Rywalizację kobiet rozpocznie w piątek 2,8-kilometrowy prolog techniką dowolną. 2 stycznia pobiegną na 10 km techniką klasyczną na dochodzenie, a kolejnego dnia czeka je sprint na dystansie 1,6 km techniką klasyczną. Do "łyżwy" wrócą 4 stycznia, kiedy w stolicy Czech rywalizować będą w sprincie na 1,2 km.
Po dniu przerwy i transferze do Włoch pobiegną techniką dowolną na 16 km z Cortina d'Ampezzo do Dobiacco, z uwzględnieniem na starcie różnic czasowych z wcześniejszych startów. Dzień później pokonają 5 km techniką klasyczną. Kulminacja rywalizacji przypadnie na weekend 9-10 stycznia - w Val di Fiemme najpierw ze startu wspólnego będą rywalizować na 10 km techniką klasyczną, a następnie czeka je dziewięciokilometrowa wspinaczka pod jeden z miejcowych szczytów.
Na starcie 4. Tour de Ski stanie 173 uczestników: 81 kobiet i 92 mężczyzn. Towarzyszyć im będzie 209 trenerów, lekarzy, fizjoterapetów, techników i opiekunów. Oprócz trasy na nartach, wszyscy będą musieli pokonać prawie 1500 km samochodami przemieszczając się z miejsca na miejsce. Łączny bagaż będzie ważył 35 ton, a razem z zawodnikami i wszystkimi ekipami "podróżować" będzie 3850 par nart. Według organizatorów, zmagania obserwować będzie łącznie około 120 tys. kibiców.
Czwarta edycja TdS, to jednocześnie czwarty występ Justyny Kowalczyk, która w dotychczasowych poprawiała się z roku na rok. Rozpoczęła od 11. pozycji w 2007 roku, następnie było siódme miejsce i czwarte w 2009. Ostatni sezon był jednak najlepszy w karierze 25-letniej Polki, a został uwieńczony trzema medali mistrzostw świata w Libercu i Kryształową Kulą za triumf w klasyfikacji Pucharu Świata.

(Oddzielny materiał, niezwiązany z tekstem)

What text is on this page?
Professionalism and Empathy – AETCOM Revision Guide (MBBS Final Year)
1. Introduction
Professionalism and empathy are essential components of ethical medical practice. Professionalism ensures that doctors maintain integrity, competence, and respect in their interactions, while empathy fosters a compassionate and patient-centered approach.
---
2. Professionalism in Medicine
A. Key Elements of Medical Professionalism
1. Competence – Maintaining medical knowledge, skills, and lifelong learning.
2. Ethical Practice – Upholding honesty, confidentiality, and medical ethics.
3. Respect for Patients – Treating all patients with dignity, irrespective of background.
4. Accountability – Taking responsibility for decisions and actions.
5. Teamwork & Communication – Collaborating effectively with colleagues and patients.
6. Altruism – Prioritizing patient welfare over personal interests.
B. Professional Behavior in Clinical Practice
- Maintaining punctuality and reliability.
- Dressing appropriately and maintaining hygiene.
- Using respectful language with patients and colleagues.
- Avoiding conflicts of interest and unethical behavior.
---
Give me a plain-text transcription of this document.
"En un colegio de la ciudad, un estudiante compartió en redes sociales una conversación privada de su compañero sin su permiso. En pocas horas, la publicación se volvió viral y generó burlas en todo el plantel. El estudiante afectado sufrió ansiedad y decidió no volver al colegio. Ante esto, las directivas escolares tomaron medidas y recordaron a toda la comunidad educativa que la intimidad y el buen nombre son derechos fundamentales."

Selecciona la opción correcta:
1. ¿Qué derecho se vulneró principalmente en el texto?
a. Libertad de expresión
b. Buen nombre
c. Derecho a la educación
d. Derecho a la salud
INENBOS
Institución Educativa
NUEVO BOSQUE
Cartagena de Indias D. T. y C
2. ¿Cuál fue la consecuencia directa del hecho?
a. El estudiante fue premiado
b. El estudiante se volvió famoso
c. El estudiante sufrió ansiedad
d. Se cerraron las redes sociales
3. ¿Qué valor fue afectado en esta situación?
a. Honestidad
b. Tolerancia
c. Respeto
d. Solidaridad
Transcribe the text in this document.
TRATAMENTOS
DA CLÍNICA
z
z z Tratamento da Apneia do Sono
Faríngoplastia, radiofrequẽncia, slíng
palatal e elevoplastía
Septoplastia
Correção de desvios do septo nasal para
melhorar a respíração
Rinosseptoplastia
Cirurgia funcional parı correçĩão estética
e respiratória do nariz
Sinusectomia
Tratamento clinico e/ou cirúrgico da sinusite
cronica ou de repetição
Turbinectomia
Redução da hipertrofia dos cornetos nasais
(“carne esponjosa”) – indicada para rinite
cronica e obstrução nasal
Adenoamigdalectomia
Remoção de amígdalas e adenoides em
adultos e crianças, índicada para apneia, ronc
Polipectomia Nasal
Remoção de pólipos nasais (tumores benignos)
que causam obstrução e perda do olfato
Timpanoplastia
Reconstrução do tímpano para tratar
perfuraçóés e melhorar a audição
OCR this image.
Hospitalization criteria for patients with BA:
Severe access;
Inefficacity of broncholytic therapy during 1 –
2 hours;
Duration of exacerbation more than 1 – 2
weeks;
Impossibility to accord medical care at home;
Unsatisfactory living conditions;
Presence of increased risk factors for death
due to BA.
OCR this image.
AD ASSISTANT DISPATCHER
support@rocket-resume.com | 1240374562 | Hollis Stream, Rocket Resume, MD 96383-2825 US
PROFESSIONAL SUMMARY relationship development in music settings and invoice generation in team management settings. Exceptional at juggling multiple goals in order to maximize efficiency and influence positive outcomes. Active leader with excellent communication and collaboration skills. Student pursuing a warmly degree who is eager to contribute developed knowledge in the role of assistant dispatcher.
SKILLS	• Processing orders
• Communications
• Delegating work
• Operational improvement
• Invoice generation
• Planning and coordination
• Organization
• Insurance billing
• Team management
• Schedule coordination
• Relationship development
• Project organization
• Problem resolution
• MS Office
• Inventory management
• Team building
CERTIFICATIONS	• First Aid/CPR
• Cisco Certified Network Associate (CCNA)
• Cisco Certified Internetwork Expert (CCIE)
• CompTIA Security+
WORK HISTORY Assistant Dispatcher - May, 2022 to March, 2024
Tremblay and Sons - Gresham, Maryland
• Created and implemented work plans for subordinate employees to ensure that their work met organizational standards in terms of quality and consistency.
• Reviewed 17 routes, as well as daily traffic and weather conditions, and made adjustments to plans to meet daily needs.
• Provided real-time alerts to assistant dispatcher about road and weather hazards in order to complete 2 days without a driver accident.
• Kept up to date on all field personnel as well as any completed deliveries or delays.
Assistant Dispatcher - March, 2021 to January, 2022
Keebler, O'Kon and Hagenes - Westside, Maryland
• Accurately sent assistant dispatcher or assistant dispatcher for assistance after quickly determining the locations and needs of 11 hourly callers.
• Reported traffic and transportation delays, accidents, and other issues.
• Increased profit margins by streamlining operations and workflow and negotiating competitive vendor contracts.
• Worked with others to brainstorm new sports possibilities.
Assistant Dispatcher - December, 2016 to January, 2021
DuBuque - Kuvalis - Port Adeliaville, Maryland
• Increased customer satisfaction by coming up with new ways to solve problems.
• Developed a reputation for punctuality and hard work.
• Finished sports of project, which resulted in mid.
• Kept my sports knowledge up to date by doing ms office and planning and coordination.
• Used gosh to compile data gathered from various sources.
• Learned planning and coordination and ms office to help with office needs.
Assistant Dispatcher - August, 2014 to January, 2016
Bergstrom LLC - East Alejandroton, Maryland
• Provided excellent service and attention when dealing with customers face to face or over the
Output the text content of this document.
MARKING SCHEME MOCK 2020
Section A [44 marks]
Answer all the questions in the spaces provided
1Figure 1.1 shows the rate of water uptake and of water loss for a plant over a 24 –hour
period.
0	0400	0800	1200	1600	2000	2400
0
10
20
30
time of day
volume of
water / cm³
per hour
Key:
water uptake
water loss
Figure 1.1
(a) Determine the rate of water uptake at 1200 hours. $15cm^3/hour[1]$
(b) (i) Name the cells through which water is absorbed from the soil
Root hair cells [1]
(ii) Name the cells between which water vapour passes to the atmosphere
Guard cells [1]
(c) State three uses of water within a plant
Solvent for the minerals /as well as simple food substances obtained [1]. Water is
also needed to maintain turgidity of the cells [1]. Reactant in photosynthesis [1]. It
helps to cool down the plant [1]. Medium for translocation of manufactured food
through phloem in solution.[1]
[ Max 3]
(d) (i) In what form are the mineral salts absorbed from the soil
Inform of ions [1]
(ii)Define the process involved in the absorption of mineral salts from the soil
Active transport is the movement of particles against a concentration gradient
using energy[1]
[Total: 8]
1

Obecny sezon, którego kulminacją będą igrzyska olimpijskie w Vancouver, Kowalczyk rozpoczęła dobrze jak nigdy wcześniej. W ciągu pierwszego miesiąca startów odniosła dwa zwycięstwa i w klasyfikacji generalnej PŚ ustępuje tylko Norweżce Marit Bjoergen. Z ponad tysiąca głosów oddanych w ankiecie na oficjalnej stronie internetowej TdS wynika, że Kowalczyk jest główną faworytką Tour de Ski. 53 procent głosujących uważa, że to ona zdetronizuje Virpi Kuitunen, która wygrała dwie z dotychczasowych trzech edycji cyklu i raz była druga. Ten sezon rozpoczęła jednak słabo i internauci większe szanse przypisują jej rodaczce - Aino-Kaisie Saarinen (20 procent głosujących widzi w niej triumfatorkę).
Inne kandydatki to końcowego sukcesu to Norweżka Kristin Stoermer-Steira oraz Słowenka Petra Majdic. Swoich fanów ma również Estonka Kristina Smigun-Vaehi, która wraca na trasy po przerwie spowodowanej macierzyństwem.
Kowalczyk będzie jedyną reprezentantką Polski, która wystąpi w Tour de Ski. Na trasach kibicować będą jej podopieczni trenera Wiesława Cempy: Janusz Krężelok, Maciej Kreczmer, Sylwia Jaśkowiec, Kornelia Marek i Paulina Maciuszek, którzy w dniach 3-13 stycznia będą w okolicach Dobiacco szlifować olimpijską formę.